Mientras, los cafés teatros científicos funcionan de un modo distinto: se monta dentro del local un proyector o un ordenador en el que, al principio de la reunión, se visionará un video que pretenderá introducirnos en la charla y llenarnos de curiosidad. A continuación, los propios protagonistas de la charla repartirán invitaciones a consumiciones y demás entre los participantes y espectadores. Ya creado el ambiente, un actor representará un monólogo introductorio sobre el tema, debatiendo después con los científicos invitados y tratando de acercarles y hacer partícipe al público. Durante la charla el actor seguirá presente, representando alguna pequeña actuación en momentos concretos para llamar la atención del público, e incluso haciéndoles participar.

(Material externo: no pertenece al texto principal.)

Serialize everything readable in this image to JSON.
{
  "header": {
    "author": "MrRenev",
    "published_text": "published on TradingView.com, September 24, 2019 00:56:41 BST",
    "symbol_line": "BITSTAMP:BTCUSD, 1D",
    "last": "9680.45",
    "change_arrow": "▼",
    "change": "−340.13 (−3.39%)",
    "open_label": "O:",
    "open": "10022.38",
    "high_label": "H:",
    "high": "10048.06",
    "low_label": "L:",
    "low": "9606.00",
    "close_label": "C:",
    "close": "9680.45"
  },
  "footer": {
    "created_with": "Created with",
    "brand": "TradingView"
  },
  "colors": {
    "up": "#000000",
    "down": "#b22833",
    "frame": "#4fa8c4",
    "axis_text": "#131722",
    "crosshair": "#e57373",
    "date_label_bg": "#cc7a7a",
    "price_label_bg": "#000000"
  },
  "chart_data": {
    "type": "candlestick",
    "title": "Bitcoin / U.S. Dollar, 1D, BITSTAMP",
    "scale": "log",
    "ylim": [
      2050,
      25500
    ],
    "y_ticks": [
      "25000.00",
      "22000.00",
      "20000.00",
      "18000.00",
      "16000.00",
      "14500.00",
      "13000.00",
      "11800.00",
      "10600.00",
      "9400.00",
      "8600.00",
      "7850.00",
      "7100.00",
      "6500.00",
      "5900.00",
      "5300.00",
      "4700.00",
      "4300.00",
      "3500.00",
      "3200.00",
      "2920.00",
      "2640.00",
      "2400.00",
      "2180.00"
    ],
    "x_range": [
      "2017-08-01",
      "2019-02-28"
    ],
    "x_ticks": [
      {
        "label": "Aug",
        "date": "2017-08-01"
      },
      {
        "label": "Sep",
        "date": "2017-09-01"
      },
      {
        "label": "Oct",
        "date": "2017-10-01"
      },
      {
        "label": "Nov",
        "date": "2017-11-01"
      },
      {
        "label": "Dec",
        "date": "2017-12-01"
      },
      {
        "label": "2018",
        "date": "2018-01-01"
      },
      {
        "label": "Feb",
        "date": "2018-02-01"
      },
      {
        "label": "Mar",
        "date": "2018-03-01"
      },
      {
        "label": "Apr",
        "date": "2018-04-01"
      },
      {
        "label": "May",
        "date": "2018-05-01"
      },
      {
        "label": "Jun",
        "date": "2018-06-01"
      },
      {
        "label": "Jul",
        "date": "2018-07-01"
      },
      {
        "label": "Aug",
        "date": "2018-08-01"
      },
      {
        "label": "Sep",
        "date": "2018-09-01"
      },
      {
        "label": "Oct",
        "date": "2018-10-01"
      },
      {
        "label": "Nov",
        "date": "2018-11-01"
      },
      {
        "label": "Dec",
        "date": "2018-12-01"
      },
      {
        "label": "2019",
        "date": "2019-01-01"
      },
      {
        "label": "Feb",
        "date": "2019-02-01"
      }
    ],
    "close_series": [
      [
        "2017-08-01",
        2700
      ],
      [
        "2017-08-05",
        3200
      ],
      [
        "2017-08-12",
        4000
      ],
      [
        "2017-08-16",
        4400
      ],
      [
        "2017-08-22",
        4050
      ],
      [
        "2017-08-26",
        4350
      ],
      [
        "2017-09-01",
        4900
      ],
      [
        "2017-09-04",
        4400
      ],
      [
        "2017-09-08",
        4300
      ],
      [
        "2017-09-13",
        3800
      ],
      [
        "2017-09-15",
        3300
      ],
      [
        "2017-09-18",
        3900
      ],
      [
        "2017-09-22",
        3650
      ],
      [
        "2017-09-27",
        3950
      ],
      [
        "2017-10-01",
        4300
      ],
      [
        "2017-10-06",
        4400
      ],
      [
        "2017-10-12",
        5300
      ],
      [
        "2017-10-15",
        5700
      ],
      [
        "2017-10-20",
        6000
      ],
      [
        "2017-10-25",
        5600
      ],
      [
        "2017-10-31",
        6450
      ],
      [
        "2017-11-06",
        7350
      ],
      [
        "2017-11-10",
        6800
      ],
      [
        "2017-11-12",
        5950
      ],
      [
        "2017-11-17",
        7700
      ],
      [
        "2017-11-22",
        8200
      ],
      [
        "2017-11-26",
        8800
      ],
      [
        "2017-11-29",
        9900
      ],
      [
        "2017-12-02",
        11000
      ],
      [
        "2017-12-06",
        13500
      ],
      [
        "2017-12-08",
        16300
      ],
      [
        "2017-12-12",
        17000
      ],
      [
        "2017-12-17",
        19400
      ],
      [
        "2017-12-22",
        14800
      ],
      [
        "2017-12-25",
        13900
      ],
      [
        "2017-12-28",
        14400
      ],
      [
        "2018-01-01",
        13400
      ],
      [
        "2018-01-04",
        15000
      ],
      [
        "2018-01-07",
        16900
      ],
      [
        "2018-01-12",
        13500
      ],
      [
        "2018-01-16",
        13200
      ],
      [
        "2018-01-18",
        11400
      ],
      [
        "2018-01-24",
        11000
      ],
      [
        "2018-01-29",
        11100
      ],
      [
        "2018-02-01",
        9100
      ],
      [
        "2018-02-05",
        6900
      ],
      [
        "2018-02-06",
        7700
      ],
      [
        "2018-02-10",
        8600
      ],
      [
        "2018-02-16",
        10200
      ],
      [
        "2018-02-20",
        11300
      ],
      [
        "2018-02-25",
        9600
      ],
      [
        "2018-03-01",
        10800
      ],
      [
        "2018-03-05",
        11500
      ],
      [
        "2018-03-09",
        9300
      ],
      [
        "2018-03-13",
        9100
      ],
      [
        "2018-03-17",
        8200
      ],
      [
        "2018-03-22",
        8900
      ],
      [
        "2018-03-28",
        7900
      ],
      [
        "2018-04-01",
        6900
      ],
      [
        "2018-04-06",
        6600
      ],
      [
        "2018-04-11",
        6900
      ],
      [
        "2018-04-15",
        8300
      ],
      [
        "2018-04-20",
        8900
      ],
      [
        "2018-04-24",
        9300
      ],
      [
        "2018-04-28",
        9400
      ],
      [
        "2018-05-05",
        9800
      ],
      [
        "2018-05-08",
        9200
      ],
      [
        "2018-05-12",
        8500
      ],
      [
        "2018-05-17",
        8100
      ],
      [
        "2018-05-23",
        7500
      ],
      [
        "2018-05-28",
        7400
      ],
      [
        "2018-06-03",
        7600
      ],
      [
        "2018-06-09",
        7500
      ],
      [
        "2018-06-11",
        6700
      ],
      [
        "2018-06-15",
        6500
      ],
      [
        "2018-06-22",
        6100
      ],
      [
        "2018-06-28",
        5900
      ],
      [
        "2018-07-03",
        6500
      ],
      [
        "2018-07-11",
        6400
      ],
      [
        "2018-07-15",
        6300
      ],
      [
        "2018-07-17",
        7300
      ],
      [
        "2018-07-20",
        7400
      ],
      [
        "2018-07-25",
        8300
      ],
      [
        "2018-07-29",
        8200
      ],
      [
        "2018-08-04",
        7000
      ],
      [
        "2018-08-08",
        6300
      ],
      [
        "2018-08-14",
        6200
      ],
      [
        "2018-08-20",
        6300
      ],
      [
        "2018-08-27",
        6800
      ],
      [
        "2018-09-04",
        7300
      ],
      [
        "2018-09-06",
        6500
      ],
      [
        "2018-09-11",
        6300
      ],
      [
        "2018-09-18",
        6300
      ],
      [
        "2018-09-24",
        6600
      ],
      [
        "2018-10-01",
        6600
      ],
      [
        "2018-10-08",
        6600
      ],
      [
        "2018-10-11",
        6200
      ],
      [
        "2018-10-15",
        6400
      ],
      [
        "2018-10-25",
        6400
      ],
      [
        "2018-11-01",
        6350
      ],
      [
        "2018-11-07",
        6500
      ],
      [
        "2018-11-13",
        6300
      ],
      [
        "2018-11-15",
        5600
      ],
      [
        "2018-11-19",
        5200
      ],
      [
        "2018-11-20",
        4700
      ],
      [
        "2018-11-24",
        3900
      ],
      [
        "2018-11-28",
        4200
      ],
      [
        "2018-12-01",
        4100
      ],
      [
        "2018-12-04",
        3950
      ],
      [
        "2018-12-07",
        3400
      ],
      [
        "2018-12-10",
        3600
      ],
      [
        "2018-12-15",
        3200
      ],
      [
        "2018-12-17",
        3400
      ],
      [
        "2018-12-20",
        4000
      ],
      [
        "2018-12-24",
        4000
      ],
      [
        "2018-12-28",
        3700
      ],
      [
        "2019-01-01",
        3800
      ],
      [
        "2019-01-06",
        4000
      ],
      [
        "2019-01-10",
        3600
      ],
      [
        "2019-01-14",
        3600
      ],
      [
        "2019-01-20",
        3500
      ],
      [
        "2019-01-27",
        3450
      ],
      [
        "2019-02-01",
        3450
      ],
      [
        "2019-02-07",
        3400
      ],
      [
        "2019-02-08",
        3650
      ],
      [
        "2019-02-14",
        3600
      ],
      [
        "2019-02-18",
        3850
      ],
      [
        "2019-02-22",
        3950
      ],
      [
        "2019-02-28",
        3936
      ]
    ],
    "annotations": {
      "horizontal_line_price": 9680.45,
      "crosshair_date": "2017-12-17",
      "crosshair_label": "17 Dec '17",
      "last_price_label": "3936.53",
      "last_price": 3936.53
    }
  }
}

La llamada "Ciencia con chocolate", por otro lado, es una iniciativa desarrollada en este caso en Madrid, en algunas chocolaterías Valor del centro de la ciudad.  En ellas también se trata de dar a conocer diversos temas científicos aparentemente áridos e incomprensibles a una audiencia bien dispuesta; cómo no estarlo, por otro lado, con una gran taza de chocolate en la mano.

No es la única iniciativa basada en los mismos conceptos que los Café-teatro-científicos y los Discurshows. Como ya hemos dicho, ahora la originalidad y la diversión forman parte intrínseca del proceso educativo; dejando obsoletos los métodos tradicionales basados en la memorización sin sentido de palabras incomprensibles. Ahora la ciencia es algo que hay que vivir.